Im Ausbildungszentrum der Bundespolizei in Bamberg, wo bis 2014 die US-Armee untergebracht war, werden 2500 angehende Polizisten auf ihren Job an den Grenzen, auf Flughäfen und Bahnhöfen vorbereitet. Beim Gespräch in der Kantine hört Nahles zu, zählt auf, dass es das Verdienst ihrer Partei sei, dass seit 2015 die Schaffung von 10.000 neuen Polizeistellen auf Bundesebene auf den Weg gebracht worden sei.

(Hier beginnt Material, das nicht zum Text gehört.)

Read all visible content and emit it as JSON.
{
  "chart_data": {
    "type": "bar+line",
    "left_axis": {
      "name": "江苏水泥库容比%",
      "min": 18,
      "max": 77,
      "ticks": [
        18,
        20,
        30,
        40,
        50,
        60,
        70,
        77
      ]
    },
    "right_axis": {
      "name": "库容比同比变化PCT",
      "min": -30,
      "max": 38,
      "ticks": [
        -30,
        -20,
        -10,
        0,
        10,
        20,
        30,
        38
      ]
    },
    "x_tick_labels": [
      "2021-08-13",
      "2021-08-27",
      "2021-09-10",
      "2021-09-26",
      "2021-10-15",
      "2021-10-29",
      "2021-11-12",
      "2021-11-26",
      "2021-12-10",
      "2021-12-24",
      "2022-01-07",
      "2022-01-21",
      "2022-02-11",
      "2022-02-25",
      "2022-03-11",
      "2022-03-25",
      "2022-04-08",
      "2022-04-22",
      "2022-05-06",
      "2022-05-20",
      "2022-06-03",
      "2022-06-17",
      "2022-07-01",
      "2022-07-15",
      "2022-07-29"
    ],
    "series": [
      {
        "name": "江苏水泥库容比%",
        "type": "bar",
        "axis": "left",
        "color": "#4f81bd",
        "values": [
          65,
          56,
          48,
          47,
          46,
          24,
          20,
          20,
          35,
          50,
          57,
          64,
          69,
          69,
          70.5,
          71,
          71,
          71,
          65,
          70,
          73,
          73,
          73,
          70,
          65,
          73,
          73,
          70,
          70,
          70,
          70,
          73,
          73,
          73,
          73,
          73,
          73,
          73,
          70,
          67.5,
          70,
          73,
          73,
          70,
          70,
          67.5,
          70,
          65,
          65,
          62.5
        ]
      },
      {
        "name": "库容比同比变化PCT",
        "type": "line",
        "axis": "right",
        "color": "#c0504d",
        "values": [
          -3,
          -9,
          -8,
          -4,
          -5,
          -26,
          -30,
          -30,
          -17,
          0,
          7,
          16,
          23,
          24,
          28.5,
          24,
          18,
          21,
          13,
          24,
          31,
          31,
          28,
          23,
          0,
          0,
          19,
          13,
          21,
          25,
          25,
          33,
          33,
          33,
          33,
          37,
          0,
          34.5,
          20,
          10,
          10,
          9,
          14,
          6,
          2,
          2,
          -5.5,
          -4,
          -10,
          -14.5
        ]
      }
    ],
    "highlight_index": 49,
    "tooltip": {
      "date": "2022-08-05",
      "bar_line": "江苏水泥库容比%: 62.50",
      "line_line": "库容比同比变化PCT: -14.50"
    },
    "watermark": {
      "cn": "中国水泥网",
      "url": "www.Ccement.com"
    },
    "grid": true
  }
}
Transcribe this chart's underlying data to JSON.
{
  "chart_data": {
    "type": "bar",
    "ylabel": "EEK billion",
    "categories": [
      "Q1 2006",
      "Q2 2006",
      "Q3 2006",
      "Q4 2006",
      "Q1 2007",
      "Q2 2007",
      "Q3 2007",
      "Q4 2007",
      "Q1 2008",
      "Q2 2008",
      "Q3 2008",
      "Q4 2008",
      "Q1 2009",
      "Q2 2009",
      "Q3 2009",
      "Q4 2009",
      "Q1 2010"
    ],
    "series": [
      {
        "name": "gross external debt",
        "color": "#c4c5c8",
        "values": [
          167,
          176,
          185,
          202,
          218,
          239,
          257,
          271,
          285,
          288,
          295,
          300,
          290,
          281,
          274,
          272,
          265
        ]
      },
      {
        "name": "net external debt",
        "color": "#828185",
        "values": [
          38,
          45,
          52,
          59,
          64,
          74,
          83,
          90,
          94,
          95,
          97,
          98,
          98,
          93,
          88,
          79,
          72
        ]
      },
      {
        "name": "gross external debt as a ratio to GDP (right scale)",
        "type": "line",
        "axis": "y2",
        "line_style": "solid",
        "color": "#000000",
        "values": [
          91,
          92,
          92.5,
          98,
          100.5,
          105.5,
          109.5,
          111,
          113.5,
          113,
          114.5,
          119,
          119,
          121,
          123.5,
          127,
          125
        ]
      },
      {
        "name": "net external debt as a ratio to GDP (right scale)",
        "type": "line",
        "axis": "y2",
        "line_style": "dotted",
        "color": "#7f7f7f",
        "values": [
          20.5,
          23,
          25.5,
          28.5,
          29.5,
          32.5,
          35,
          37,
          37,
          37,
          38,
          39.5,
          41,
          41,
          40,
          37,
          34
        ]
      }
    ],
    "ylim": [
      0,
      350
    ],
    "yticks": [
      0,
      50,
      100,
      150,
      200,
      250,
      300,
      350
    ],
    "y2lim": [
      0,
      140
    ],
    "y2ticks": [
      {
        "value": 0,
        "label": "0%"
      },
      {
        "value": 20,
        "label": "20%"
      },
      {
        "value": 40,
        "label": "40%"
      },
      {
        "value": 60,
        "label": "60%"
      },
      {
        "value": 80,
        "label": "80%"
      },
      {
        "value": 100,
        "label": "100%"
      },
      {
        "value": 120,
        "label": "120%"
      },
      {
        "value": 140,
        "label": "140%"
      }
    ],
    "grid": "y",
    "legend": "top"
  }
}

SPD-Finanzminister Olaf Scholz mache viel Geld locker, damit in Bundesbehörden massiv Stellen entfristet würden. „Das ist das größte Entfristungsprogramm, das es jemals im öffentlichen Dienst in Deutschland gegeben hat“, lobt sie die eigene Agenda. Aus Bamberg nimmt sie noch die Erkenntnis mit, dass die Stellenoffensive bei der Bundespolizei – die meisten Anwärter sind Männer – ungeahnte Folgen mit sich bringt: „Das hat den ganzen Heiratsmarkt von Bamberg durcheinandergebracht.“
Sehnsucht nach Schweigen
In Erlangen baut der weltgrößte Elektrokonzern Siemens für eine halbe Milliarde seinen Standort für Hightech-Maschinen zu einem Stadtteil-Campus um. Die frühere Arbeitsministerin hat ein Faible dafür, wie die Digitalisierung die Arbeitswelt verändert. Hier sieht sie neue Chancen für die SPD, sich als Arbeiterpartei 4.0 neu zu erfinden.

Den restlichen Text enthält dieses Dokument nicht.